Researchers from Singapore university develop transparent fire-resistant wood coating

The burnt panel on the left is coated with the resin, while the one on the right is coat-less (Image: Wallace Woon/ST Photo)

Researchers from Singapore’s Nanyang Technological University (NTU) have developed a coating that prevents wood surfaces from catching fire.

According to The Straits Times, the coating begins to foam up once it comes into contact with the fire, expanding to form a layer of insulation and protecting the wood underneath.

About only 75 microns of the coating is required to protect the wood surface from fire, but the wood has to be cured overnight.
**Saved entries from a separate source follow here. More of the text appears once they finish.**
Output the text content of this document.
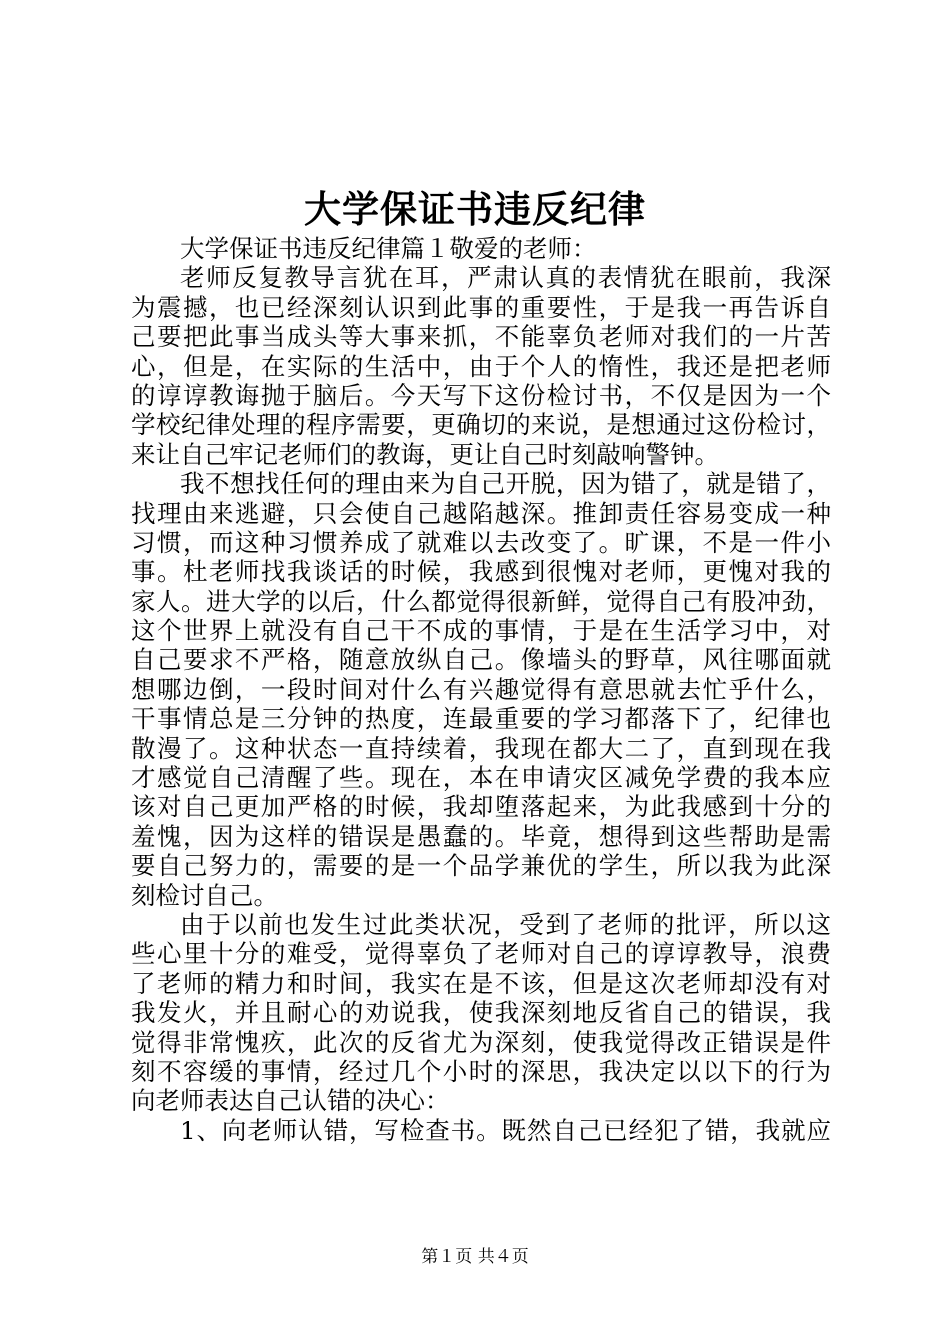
大学保证书违反纪律
大学保证书违反纪律篇１敬爱的老师：
老师反复教导言犹在耳，严肃认真的表情犹在眼前，我深
为震撼，也已经深刻认识到此事的重要性，于是我一再告诉自
己要把此事当成头等大事来抓，不能辜负老师对我们的一片苦
心，但是，在实际的生活中，由于个人的惰性，我还是把老师
的谆谆教诲抛于脑后。今天写下这份检讨书，不仅是因为一个
学校纪律处理的程序需要，更确切的来说，是想通过这份检讨，
来让自己牢记老师们的教诲，更让自己时刻敲响警钟。
我不想找任何的理由来为自己开脱，因为错了，就是错了，
找理由来逃避，只会使自己越陷越深。推卸责任容易变成一种
习惯，而这种习惯养成了就难以去改变了。旷课，不是一件小
事。杜老师找我谈话的时候，我感到很愧对老师，更愧对我的
家人。进大学的以后，什么都觉得很新鲜，觉得自己有股冲劲，
这个世界上就没有自己干不成的事情，于是在生活学习中，对
自己要求不严格，随意放纵自己。像墙头的野草，风往哪面就
想哪边倒，一段时间对什么有兴趣觉得有意思就去忙乎什么，
干事情总是三分钟的热度，连最重要的学习都落下了，纪律也
散漫了。这种状态一直持续着，我现在都大二了，直到现在我
才感觉自己清醒了些。现在，本在申请灾区减免学费的我本应
该对自己更加严格的时候，我却堕落起来，为此我感到十分的
羞愧，因为这样的错误是愚蠢的。毕竟，想得到这些帮助是需
要自己努力的，需要的是一个品学兼优的学生，所以我为此深
刻检讨自己。
由于以前也发生过此类状况，受到了老师的批评，所以这
些心里十分的难受，觉得辜负了老师对自己的谆谆教导，浪费
了老师的精力和时间，我实在是不该，但是这次老师却没有对
我发火，并且耐心的劝说我，使我深刻地反省自己的错误，我
觉得非常愧疚，此次的反省尤为深刻，使我觉得改正错误是件
刻不容缓的事情，经过几个小时的深思，我决定以以下的行为
向老师表达自己认错的决心：
1、向老师认错，写检查书。既然自己已经犯了错，我就应
第１页 共４页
Upon removing the layer, the wood panel remains unscathed by the extreme heat of about 800°C.

When heated to 300°C, the resin coating expands by up to 100 times in thickness, and it is this expansion that insulates and protects the wood from heat, according to associate professor Aravind Dasari from the NTU School of Materials Science and Engineering.

“Most timber or wooden panels only have a transparent coat that protects them from moisture, weather corrosion, termites or pests, and are not designed to withstand high heat. Thus, timber can still burn very quickly, especially if it is unprotected,” Dasari told The Straits Times.

The professor added that current methods of making wood fire-resistant would also obscure the natural appearance of the wood, and these methods might also be toxic and costly.